On the Topic of Tornadoes

By Lee-Anne McKinnon, UNE Discovery

If you’ve been watching the news or live locally, you would know that Armidale was recently hit by a very dangerous tornado.  The massive storm that spawned the tornado occurred just after 10pm on Thursday 14 October.

We were relieved to learn that no one was injured, but the damage to homes and property was extensive.  Our thoughts are with anyone who was affected by the storm and we hope you recover well.  UNE was also in the direct path of the tornado, and a number of older buildings on campus were destroyed and many large campus trees were knocked over – some show evidence of being twisted from their base, picked up, and thrown across carparks or onto buildings.

How did we end up with a tornado, you might ask? Tornadoes are actually quite common in Australia, but most occur in remote areas, or cause little damage, so a lot of them go unnoticed.

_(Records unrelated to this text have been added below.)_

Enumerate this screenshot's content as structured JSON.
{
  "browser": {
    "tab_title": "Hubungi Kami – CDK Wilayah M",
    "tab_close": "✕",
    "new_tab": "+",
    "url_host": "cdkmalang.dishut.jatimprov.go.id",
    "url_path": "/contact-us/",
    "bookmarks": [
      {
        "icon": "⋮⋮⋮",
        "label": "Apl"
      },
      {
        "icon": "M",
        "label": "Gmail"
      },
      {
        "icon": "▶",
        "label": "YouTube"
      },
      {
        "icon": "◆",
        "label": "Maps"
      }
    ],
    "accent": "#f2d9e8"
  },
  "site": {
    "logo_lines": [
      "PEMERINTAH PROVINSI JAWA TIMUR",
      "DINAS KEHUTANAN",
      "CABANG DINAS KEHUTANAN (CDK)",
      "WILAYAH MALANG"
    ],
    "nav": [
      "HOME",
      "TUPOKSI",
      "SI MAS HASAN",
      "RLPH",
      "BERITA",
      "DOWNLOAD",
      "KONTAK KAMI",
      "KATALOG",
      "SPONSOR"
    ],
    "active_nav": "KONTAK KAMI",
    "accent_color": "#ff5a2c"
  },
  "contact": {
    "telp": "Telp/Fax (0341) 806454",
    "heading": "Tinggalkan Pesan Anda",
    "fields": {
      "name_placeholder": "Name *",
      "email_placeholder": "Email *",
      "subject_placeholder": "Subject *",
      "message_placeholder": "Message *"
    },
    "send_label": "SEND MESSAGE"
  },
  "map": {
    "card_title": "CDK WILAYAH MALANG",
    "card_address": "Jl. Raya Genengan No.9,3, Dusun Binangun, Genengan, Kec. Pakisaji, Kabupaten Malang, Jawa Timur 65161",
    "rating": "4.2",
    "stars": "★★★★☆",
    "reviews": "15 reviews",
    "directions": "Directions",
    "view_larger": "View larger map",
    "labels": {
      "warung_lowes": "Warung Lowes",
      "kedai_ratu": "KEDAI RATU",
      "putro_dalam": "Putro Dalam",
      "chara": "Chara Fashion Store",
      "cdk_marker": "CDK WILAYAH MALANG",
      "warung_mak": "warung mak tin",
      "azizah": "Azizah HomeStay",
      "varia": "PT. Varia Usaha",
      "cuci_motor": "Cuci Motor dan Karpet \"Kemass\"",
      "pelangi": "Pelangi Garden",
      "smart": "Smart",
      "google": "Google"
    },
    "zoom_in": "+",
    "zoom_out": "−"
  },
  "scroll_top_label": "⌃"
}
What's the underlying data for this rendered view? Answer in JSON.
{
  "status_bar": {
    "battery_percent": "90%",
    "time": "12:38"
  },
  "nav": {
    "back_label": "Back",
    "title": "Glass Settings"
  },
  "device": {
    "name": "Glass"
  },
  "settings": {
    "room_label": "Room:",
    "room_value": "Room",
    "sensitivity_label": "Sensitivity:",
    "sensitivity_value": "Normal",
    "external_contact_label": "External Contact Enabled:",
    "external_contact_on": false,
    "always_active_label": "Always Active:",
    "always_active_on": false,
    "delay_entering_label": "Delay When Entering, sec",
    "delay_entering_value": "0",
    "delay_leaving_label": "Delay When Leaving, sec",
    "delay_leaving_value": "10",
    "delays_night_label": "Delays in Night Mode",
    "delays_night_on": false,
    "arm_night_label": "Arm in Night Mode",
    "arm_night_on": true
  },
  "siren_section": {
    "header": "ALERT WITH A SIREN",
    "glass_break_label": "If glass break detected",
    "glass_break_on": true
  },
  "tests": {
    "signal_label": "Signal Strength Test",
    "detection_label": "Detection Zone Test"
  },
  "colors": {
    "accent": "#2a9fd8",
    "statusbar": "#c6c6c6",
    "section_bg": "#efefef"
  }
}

Australia has expanses of flat land — usually agricultural land — and it’s over these large, flat areas that tornadoes are more likely to form. It’s much the same in “Tornado Alley”, a stretch of central United States where tornadoes are most frequent. Thunderstorms develop over these areas of flat land due to the warm, moist air colliding with a front of cold, dry air – these are the conditions it takes for a storm to be born.

Tornadoes form from ‘supercell’ thunderstorms. These large storms have winds already in rotation at their centre that can be the nucleus of a tornado. As the supercell grows in size, the vortex of air starts to tilt, sucking warm moist air upwards, and spewing colder dry air back towards the ground. The updraft causes the spiral of air to grow in size – and as it gains moisture it also becomes heavier. The cooler downdraft battles to warm updraft causing the funnel to become more focused and spiral faster. The pressure from the downdraft of cool air and all that heavy moisture can eventually force the spiral to touch down on the ground. At this point, a tornado is born. About one in a thousand storms becomes a supercell, and one in five or six supercells spawns a tornado.

How long they live on the ground and how far they travel influences the scale of damage. Most tornadoes only last a few minutes, but in Tornado Alley, tornadoes of 500m in diameter on the ground that lasted for many hours have been recorded. Other tornadoes touch down briefly and are quite narrow, perhaps just 20m across. They might run for a few metres and then peter out.

Tornadoes are unpredictable – one house out on a street might be reduce to a pile of debris, and other houses are unscathed. Or the opposite can happen — with every house on the street smashed but one. Eventually, tornadoes run out of energy. If the base of the funnel loses contact with the ground, it dies.

Much like other types of natural hazards, tornadoes can be classified according to their impact. The magnitude scale for tornadoes is called the Enhanced Fujita scale, which goes from 0-5 (where F5 is the biggest). It’s too early to say what the recent Armidale tornado measured on the Fujita scale because damage surveys are yet to be completed, but early reports of damage appear consistent with a F1 tornado, meaning wind speeds in excess of 116 kms per hour were experienced. From the pattern of damage left in its wake, it seems the tornado was perhaps 50m wide at its base.

Our UNE colleague, Dr Manu Saunders, was curious about how common tornadoes are on the New England Tableland. The Bureau of Meteorology’s (BOM) tornado archive lists 27 tornadoes for the Northern Tablelands since 1892. Most of these occurred away from towns and did little to no damage. Only one is recorded to have caused building damage in Armidale (south) in January 1931. However, Manu also uncovered a newspaper report in the Trove archives from February 1954 that described another tornado (not recorded in the BOM database) that caused extensive damage through the centre of town.

Source: Assoc Prof Karl Vernes, UNE

The path of last week’s tornado in Armidale has been mapped by UNE’s Associate Professor Karl Vernes. It shows the tornado’s track from the west, running through the northern part of the UNE campus before roaring through the densely populated North Hill region of Armidale (see map below) and then continuing east towards the gorges. It appears to have first touched down near to Warrane Road (off Booroolong Road) about 12 km North-West of Armidale, and petered out near Metz Gorge more than 20km to the East; so it travelled more than 30km across our region.

There is now a massive clean-up effort underway in Armidale.  The devastation and damage the tornado caused as it ploughed through the northern area of Armidale has left many without their homes, huge repair bills, and some truly frightening memories.  We hope all those affected can stay positive and we wish everyone well in the coming weeks as we recover from a natural disaster that Armidale will remember for years to come.